CASE introduces B Series CTLs and skid steers

The new series includes five CTLs and eight skid steers spanning radial and vertical lift patterns.

February 6, 2020

CASE Construction Equipment, Racine, Wisconsin, has introduced the B Series­­—five compact track loaders (CTLs) and eight skid steers spanning radial and vertical lift patterns, as well as numerous horsepower and size classes.

New B Series loaders feature a redesigned interface, including new left- and right-hand posts with simple ignition, push-button operation, easy throttle control and intuitive switches for all core machine functions. Contractors may choose between standard mechanical, mechanical hand-and-foot, and electro-hydraulic controls when specifying a machine, the company says.

An eight-inch LCD multi-function display comes with all electro-hydraulic models and can be added to mechanical configurations for use with the backup camera and operational displays. The LCD multi-function display serves as the command center for the machine. It includes a backup camera visible in a split screen display with machine data. The camera is operational in both forward and reverse and enhances the B Series’ visibility.

CASE CTLs and skid steers feature 360-degree visibility, enhanced by the backup camera, as well as a cab-wide rearview mirror that comes standard on all machines. According to CASE, large side windows and a large curved rear window allow for great sightlines to the sides and the rear of the machine. Rear visibility is further aided by low-profile rear hoods and a low-profile H-Link on vertical-lift. 

A low entry threshold built into each machine allows for easy entry and exit from the cab.
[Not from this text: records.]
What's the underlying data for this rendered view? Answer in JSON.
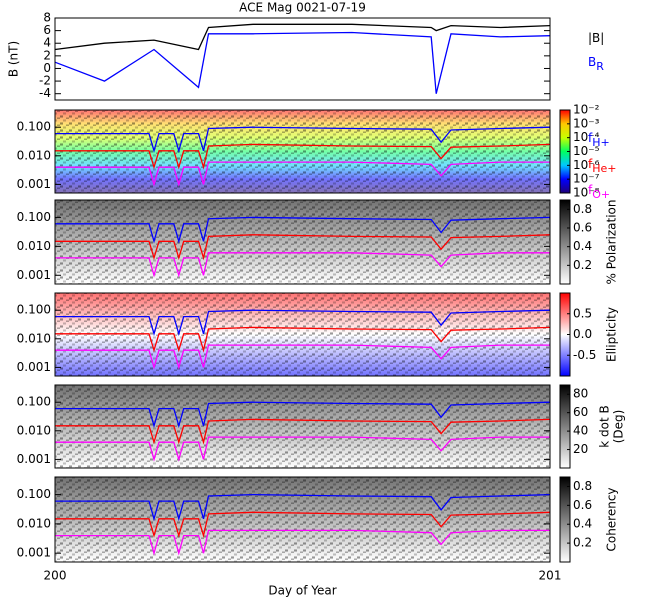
{
  "chart_data": [
    {
      "type": "line",
      "title": "ACE Mag 0021-07-19",
      "ylabel": "B (nT)",
      "x": [
        200,
        200.1,
        200.2,
        200.29,
        200.31,
        200.4,
        200.6,
        200.76,
        200.77,
        200.8,
        200.9,
        201
      ],
      "xlim": [
        200,
        201
      ],
      "ylim": [
        -5,
        8
      ],
      "yticks": [
        -4,
        -2,
        0,
        2,
        4,
        6,
        8
      ],
      "series": [
        {
          "name": "|B|",
          "color": "#000000",
          "values": [
            3,
            4,
            4.5,
            3,
            6.5,
            7,
            7,
            6.5,
            6,
            6.8,
            6.5,
            6.8
          ]
        },
        {
          "name": "B",
          "subscript": "R",
          "color": "#0000ff",
          "values": [
            1,
            -2,
            3,
            -3,
            5.5,
            5.5,
            5.7,
            5,
            -4,
            5.5,
            5,
            5.2
          ]
        }
      ]
    },
    {
      "type": "spectrogram",
      "log": true,
      "xlim": [
        200,
        201
      ],
      "ylim": [
        0.0005,
        0.4
      ],
      "yticks": [
        {
          "value": 0.1,
          "label": "0.100"
        },
        {
          "value": 0.01,
          "label": "0.010"
        },
        {
          "value": 0.001,
          "label": "0.001"
        }
      ],
      "colormap": [
        "#20007a",
        "#0000ff",
        "#00c8ff",
        "#00ff60",
        "#c8ff00",
        "#ffc800",
        "#ff0000"
      ],
      "clog": true,
      "clim": [
        1e-08,
        0.01
      ],
      "cticks": [
        {
          "value": 0.01,
          "label": "10⁻²"
        },
        {
          "value": 0.001,
          "label": "10⁻³"
        },
        {
          "value": 0.0001,
          "label": "10⁻⁴"
        },
        {
          "value": 1e-05,
          "label": "10⁻⁵"
        },
        {
          "value": 1e-06,
          "label": "10⁻⁶"
        },
        {
          "value": 1e-07,
          "label": "10⁻⁷"
        },
        {
          "value": 1e-08,
          "label": "10⁻⁸"
        }
      ],
      "legend": true,
      "x": [
        200,
        200.1,
        200.19,
        200.2,
        200.21,
        200.24,
        200.25,
        200.26,
        200.29,
        200.3,
        200.31,
        200.4,
        200.6,
        200.76,
        200.78,
        200.8,
        200.9,
        201
      ],
      "series": [
        {
          "name": "f",
          "subscript": "H+",
          "color": "#0000ff",
          "values": [
            0.06,
            0.06,
            0.06,
            0.015,
            0.06,
            0.06,
            0.015,
            0.06,
            0.06,
            0.015,
            0.09,
            0.1,
            0.09,
            0.085,
            0.03,
            0.08,
            0.09,
            0.1
          ]
        },
        {
          "name": "f",
          "subscript": "He+",
          "color": "#ff0000",
          "values": [
            0.015,
            0.015,
            0.015,
            0.004,
            0.015,
            0.015,
            0.004,
            0.015,
            0.015,
            0.004,
            0.022,
            0.025,
            0.022,
            0.021,
            0.008,
            0.02,
            0.022,
            0.025
          ]
        },
        {
          "name": "f",
          "subscript": "O+",
          "color": "#ff00ff",
          "values": [
            0.004,
            0.004,
            0.004,
            0.001,
            0.004,
            0.004,
            0.001,
            0.004,
            0.004,
            0.001,
            0.006,
            0.006,
            0.006,
            0.005,
            0.002,
            0.005,
            0.006,
            0.006
          ]
        }
      ]
    },
    {
      "type": "spectrogram",
      "log": true,
      "xlim": [
        200,
        201
      ],
      "ylim": [
        0.0005,
        0.4
      ],
      "yticks": [
        {
          "value": 0.1,
          "label": "0.100"
        },
        {
          "value": 0.01,
          "label": "0.010"
        },
        {
          "value": 0.001,
          "label": "0.001"
        }
      ],
      "colormap": [
        "#ffffff",
        "#000000"
      ],
      "clim": [
        0,
        0.9
      ],
      "cticks": [
        0.2,
        0.4,
        0.6,
        0.8
      ],
      "clabel": "% Polarization",
      "x": [
        200,
        200.1,
        200.19,
        200.2,
        200.21,
        200.24,
        200.25,
        200.26,
        200.29,
        200.3,
        200.31,
        200.4,
        200.6,
        200.76,
        200.78,
        200.8,
        200.9,
        201
      ],
      "series": [
        {
          "color": "#0000ff",
          "values": [
            0.06,
            0.06,
            0.06,
            0.015,
            0.06,
            0.06,
            0.015,
            0.06,
            0.06,
            0.015,
            0.09,
            0.1,
            0.09,
            0.085,
            0.03,
            0.08,
            0.09,
            0.1
          ]
        },
        {
          "color": "#ff0000",
          "values": [
            0.015,
            0.015,
            0.015,
            0.004,
            0.015,
            0.015,
            0.004,
            0.015,
            0.015,
            0.004,
            0.022,
            0.025,
            0.022,
            0.021,
            0.008,
            0.02,
            0.022,
            0.025
          ]
        },
        {
          "color": "#ff00ff",
          "values": [
            0.004,
            0.004,
            0.004,
            0.001,
            0.004,
            0.004,
            0.001,
            0.004,
            0.004,
            0.001,
            0.006,
            0.006,
            0.006,
            0.005,
            0.002,
            0.005,
            0.006,
            0.006
          ]
        }
      ]
    },
    {
      "type": "spectrogram",
      "log": true,
      "xlim": [
        200,
        201
      ],
      "ylim": [
        0.0005,
        0.4
      ],
      "yticks": [
        {
          "value": 0.1,
          "label": "0.100"
        },
        {
          "value": 0.01,
          "label": "0.010"
        },
        {
          "value": 0.001,
          "label": "0.001"
        }
      ],
      "colormap": [
        "#0000ff",
        "#ffffff",
        "#ff0000"
      ],
      "clim": [
        -1,
        1
      ],
      "cticks": [
        0.5,
        {
          "value": 0,
          "label": "0.0"
        },
        -0.5
      ],
      "clabel": "Ellipticity",
      "x": [
        200,
        200.1,
        200.19,
        200.2,
        200.21,
        200.24,
        200.25,
        200.26,
        200.29,
        200.3,
        200.31,
        200.4,
        200.6,
        200.76,
        200.78,
        200.8,
        200.9,
        201
      ],
      "series": [
        {
          "color": "#0000ff",
          "values": [
            0.06,
            0.06,
            0.06,
            0.015,
            0.06,
            0.06,
            0.015,
            0.06,
            0.06,
            0.015,
            0.09,
            0.1,
            0.09,
            0.085,
            0.03,
            0.08,
            0.09,
            0.1
          ]
        },
        {
          "color": "#ff0000",
          "values": [
            0.015,
            0.015,
            0.015,
            0.004,
            0.015,
            0.015,
            0.004,
            0.015,
            0.015,
            0.004,
            0.022,
            0.025,
            0.022,
            0.021,
            0.008,
            0.02,
            0.022,
            0.025
          ]
        },
        {
          "color": "#ff00ff",
          "values": [
            0.004,
            0.004,
            0.004,
            0.001,
            0.004,
            0.004,
            0.001,
            0.004,
            0.004,
            0.001,
            0.006,
            0.006,
            0.006,
            0.005,
            0.002,
            0.005,
            0.006,
            0.006
          ]
        }
      ]
    },
    {
      "type": "spectrogram",
      "log": true,
      "xlim": [
        200,
        201
      ],
      "ylim": [
        0.0005,
        0.4
      ],
      "yticks": [
        {
          "value": 0.1,
          "label": "0.100"
        },
        {
          "value": 0.01,
          "label": "0.010"
        },
        {
          "value": 0.001,
          "label": "0.001"
        }
      ],
      "colormap": [
        "#ffffff",
        "#000000"
      ],
      "clim": [
        0,
        90
      ],
      "cticks": [
        20,
        40,
        60,
        80
      ],
      "clabel": "k dot B",
      "clabel2": "(Deg)",
      "x": [
        200,
        200.1,
        200.19,
        200.2,
        200.21,
        200.24,
        200.25,
        200.26,
        200.29,
        200.3,
        200.31,
        200.4,
        200.6,
        200.76,
        200.78,
        200.8,
        200.9,
        201
      ],
      "series": [
        {
          "color": "#0000ff",
          "values": [
            0.06,
            0.06,
            0.06,
            0.015,
            0.06,
            0.06,
            0.015,
            0.06,
            0.06,
            0.015,
            0.09,
            0.1,
            0.09,
            0.085,
            0.03,
            0.08,
            0.09,
            0.1
          ]
        },
        {
          "color": "#ff0000",
          "values": [
            0.015,
            0.015,
            0.015,
            0.004,
            0.015,
            0.015,
            0.004,
            0.015,
            0.015,
            0.004,
            0.022,
            0.025,
            0.022,
            0.021,
            0.008,
            0.02,
            0.022,
            0.025
          ]
        },
        {
          "color": "#ff00ff",
          "values": [
            0.004,
            0.004,
            0.004,
            0.001,
            0.004,
            0.004,
            0.001,
            0.004,
            0.004,
            0.001,
            0.006,
            0.006,
            0.006,
            0.005,
            0.002,
            0.005,
            0.006,
            0.006
          ]
        }
      ]
    },
    {
      "type": "spectrogram",
      "log": true,
      "xlim": [
        200,
        201
      ],
      "ylim": [
        0.0005,
        0.4
      ],
      "yticks": [
        {
          "value": 0.1,
          "label": "0.100"
        },
        {
          "value": 0.01,
          "label": "0.010"
        },
        {
          "value": 0.001,
          "label": "0.001"
        }
      ],
      "colormap": [
        "#ffffff",
        "#000000"
      ],
      "clim": [
        0,
        0.9
      ],
      "cticks": [
        0.2,
        0.4,
        0.6,
        0.8
      ],
      "clabel": "Coherency",
      "xticks": [
        200,
        201
      ],
      "xlabel": "Day of Year",
      "x": [
        200,
        200.1,
        200.19,
        200.2,
        200.21,
        200.24,
        200.25,
        200.26,
        200.29,
        200.3,
        200.31,
        200.4,
        200.6,
        200.76,
        200.78,
        200.8,
        200.9,
        201
      ],
      "series": [
        {
          "color": "#0000ff",
          "values": [
            0.06,
            0.06,
            0.06,
            0.015,
            0.06,
            0.06,
            0.015,
            0.06,
            0.06,
            0.015,
            0.09,
            0.1,
            0.09,
            0.085,
            0.03,
            0.08,
            0.09,
            0.1
          ]
        },
        {
          "color": "#ff0000",
          "values": [
            0.015,
            0.015,
            0.015,
            0.004,
            0.015,
            0.015,
            0.004,
            0.015,
            0.015,
            0.004,
            0.022,
            0.025,
            0.022,
            0.021,
            0.008,
            0.02,
            0.022,
            0.025
          ]
        },
        {
          "color": "#ff00ff",
          "values": [
            0.004,
            0.004,
            0.004,
            0.001,
            0.004,
            0.004,
            0.001,
            0.004,
            0.004,
            0.001,
            0.006,
            0.006,
            0.006,
            0.005,
            0.002,
            0.005,
            0.006,
            0.006
          ]
        }
      ]
    }
  ]
}
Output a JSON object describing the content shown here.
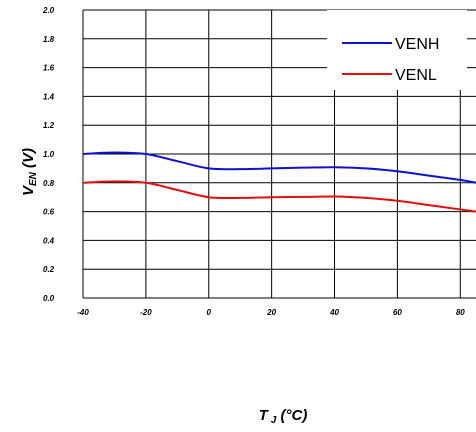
{
  "chart_data": {
    "type": "line",
    "xlabel_main": "T",
    "xlabel_sub": "J",
    "xlabel_unit": " (°C)",
    "ylabel_main": "V",
    "ylabel_sub": "EN",
    "ylabel_unit": " (V)",
    "xlim": [
      -40,
      85
    ],
    "ylim": [
      0,
      2.0
    ],
    "x_ticks": [
      "-40",
      "-20",
      "0",
      "20",
      "40",
      "60",
      "80"
    ],
    "x_tick_values": [
      -40,
      -20,
      0,
      20,
      40,
      60,
      80
    ],
    "y_ticks": [
      "0.0",
      "0.2",
      "0.4",
      "0.6",
      "0.8",
      "1.0",
      "1.2",
      "1.4",
      "1.6",
      "1.8",
      "2.0"
    ],
    "y_tick_values": [
      0,
      0.2,
      0.4,
      0.6,
      0.8,
      1.0,
      1.2,
      1.4,
      1.6,
      1.8,
      2.0
    ],
    "grid": true,
    "legend_position": "top-right",
    "series": [
      {
        "name": "VENH",
        "color": "#1010d0",
        "x": [
          -40,
          -30,
          -20,
          -10,
          0,
          10,
          20,
          30,
          40,
          50,
          60,
          70,
          80,
          85
        ],
        "y": [
          1.0,
          1.01,
          1.0,
          0.95,
          0.9,
          0.895,
          0.9,
          0.905,
          0.908,
          0.9,
          0.88,
          0.85,
          0.82,
          0.8
        ]
      },
      {
        "name": "VENL",
        "color": "#e01010",
        "x": [
          -40,
          -30,
          -20,
          -10,
          0,
          10,
          20,
          30,
          40,
          50,
          60,
          70,
          80,
          85
        ],
        "y": [
          0.8,
          0.81,
          0.8,
          0.75,
          0.7,
          0.695,
          0.7,
          0.702,
          0.705,
          0.695,
          0.675,
          0.645,
          0.615,
          0.6
        ]
      }
    ]
  }
}
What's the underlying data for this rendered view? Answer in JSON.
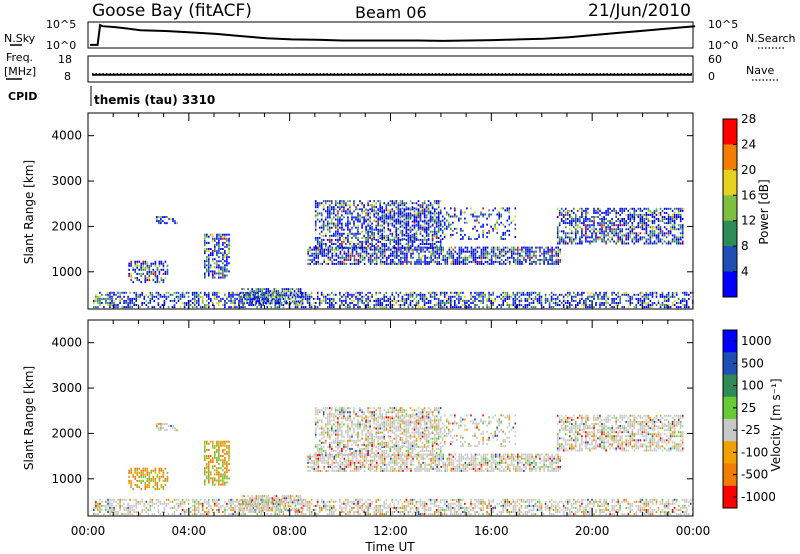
{
  "header": {
    "station": "Goose Bay (fitACF)",
    "beam": "Beam 06",
    "date": "21/Jun/2010"
  },
  "colors": {
    "axis": "#000000",
    "background": "#ffffff",
    "ground_scatter": "#c8c8c8"
  },
  "chart_data": [
    {
      "type": "line",
      "title": "",
      "left_label": "N.Sky",
      "right_label": "N.Search",
      "left_ticks": [
        "10^5",
        "10^0"
      ],
      "right_ticks": [
        "10^5",
        "10^0"
      ],
      "x": [
        0.0,
        0.3,
        0.4,
        0.5,
        1.0,
        2.0,
        3.0,
        4.0,
        5.0,
        6.0,
        7.0,
        8.0,
        9.0,
        10.0,
        11.0,
        12.0,
        13.0,
        14.0,
        15.0,
        16.0,
        17.0,
        18.0,
        19.0,
        20.0,
        21.0,
        22.0,
        23.0,
        24.0
      ],
      "y_fraction": [
        0.05,
        0.05,
        0.95,
        0.9,
        0.86,
        0.72,
        0.68,
        0.62,
        0.55,
        0.45,
        0.35,
        0.3,
        0.28,
        0.25,
        0.25,
        0.25,
        0.25,
        0.23,
        0.25,
        0.27,
        0.3,
        0.33,
        0.4,
        0.5,
        0.6,
        0.7,
        0.8,
        0.9
      ],
      "xlim": [
        0,
        24
      ]
    },
    {
      "type": "line",
      "left_label": "Freq. [MHz]",
      "right_label": "Nave",
      "left_ticks": [
        "18",
        "8"
      ],
      "right_ticks": [
        "60",
        "0"
      ],
      "freq_mhz": 9.8,
      "xlim": [
        0,
        24
      ]
    },
    {
      "type": "heatmap",
      "cpid_label": "CPID",
      "cpid_text": "themis (tau) 3310",
      "ylabel": "Slant Range [km]",
      "yticks": [
        1000,
        2000,
        3000,
        4000
      ],
      "ylim": [
        180,
        4500
      ],
      "xlim": [
        0,
        24
      ],
      "colorbar": {
        "label": "Power [dB]",
        "ticks": [
          "4",
          "8",
          "12",
          "16",
          "20",
          "24",
          "28"
        ],
        "colors": [
          "#0000ff",
          "#1f4fb4",
          "#2e8b57",
          "#7fbf3f",
          "#e6d21e",
          "#f07d00",
          "#ff0000"
        ]
      },
      "bands": [
        {
          "t0": 0.2,
          "t1": 24.0,
          "r0": 200,
          "r1": 550,
          "density": 0.55
        },
        {
          "t0": 6.0,
          "t1": 8.6,
          "r0": 280,
          "r1": 650,
          "density": 0.7
        },
        {
          "t0": 1.6,
          "t1": 3.2,
          "r0": 750,
          "r1": 1250,
          "density": 0.6
        },
        {
          "t0": 4.6,
          "t1": 5.6,
          "r0": 850,
          "r1": 1850,
          "density": 0.6
        },
        {
          "t0": 2.7,
          "t1": 3.6,
          "r0": 2050,
          "r1": 2250,
          "density": 0.5
        },
        {
          "t0": 8.7,
          "t1": 18.8,
          "r0": 1150,
          "r1": 1550,
          "density": 0.7
        },
        {
          "t0": 9.0,
          "t1": 14.0,
          "r0": 1500,
          "r1": 2600,
          "density": 0.55
        },
        {
          "t0": 18.6,
          "t1": 23.6,
          "r0": 1600,
          "r1": 2400,
          "density": 0.6
        },
        {
          "t0": 11.0,
          "t1": 17.0,
          "r0": 1700,
          "r1": 2400,
          "density": 0.25
        }
      ]
    },
    {
      "type": "heatmap",
      "ylabel": "Slant Range [km]",
      "xlabel": "Time UT",
      "yticks": [
        1000,
        2000,
        3000,
        4000
      ],
      "ylim": [
        180,
        4500
      ],
      "xlim": [
        0,
        24
      ],
      "xticks": [
        "00:00",
        "04:00",
        "08:00",
        "12:00",
        "16:00",
        "20:00",
        "00:00"
      ],
      "colorbar": {
        "label": "Velocity [m s⁻¹]",
        "ticks": [
          "1000",
          "500",
          "100",
          "25",
          "-25",
          "-100",
          "-500",
          "-1000"
        ],
        "colors": [
          "#0000ff",
          "#1f4fb4",
          "#2e8b57",
          "#66cc33",
          "#c8c8c8",
          "#f0a000",
          "#f07d00",
          "#ff0000"
        ]
      },
      "bands": [
        {
          "t0": 0.2,
          "t1": 24.0,
          "r0": 200,
          "r1": 550,
          "density": 0.55
        },
        {
          "t0": 6.0,
          "t1": 8.6,
          "r0": 280,
          "r1": 650,
          "density": 0.7
        },
        {
          "t0": 1.6,
          "t1": 3.2,
          "r0": 750,
          "r1": 1250,
          "density": 0.6
        },
        {
          "t0": 4.6,
          "t1": 5.6,
          "r0": 850,
          "r1": 1850,
          "density": 0.6
        },
        {
          "t0": 2.7,
          "t1": 3.6,
          "r0": 2050,
          "r1": 2250,
          "density": 0.5
        },
        {
          "t0": 8.7,
          "t1": 18.8,
          "r0": 1150,
          "r1": 1550,
          "density": 0.7
        },
        {
          "t0": 9.0,
          "t1": 14.0,
          "r0": 1500,
          "r1": 2600,
          "density": 0.55
        },
        {
          "t0": 18.6,
          "t1": 23.6,
          "r0": 1600,
          "r1": 2400,
          "density": 0.6
        },
        {
          "t0": 11.0,
          "t1": 17.0,
          "r0": 1700,
          "r1": 2400,
          "density": 0.25
        }
      ]
    }
  ]
}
Joysticks on electro-hydraulic models have been designed with a narrower grip, closer switch layout and a smaller head size for easier operation. The electro-hydraulic pods on each joystick have also been made smaller to give the operator more legroom inside the machine.

Mechanically controlled models of the SR210B and larger models feature servo-assisted joysticks for easier operation and less operator fatigue, CASE says.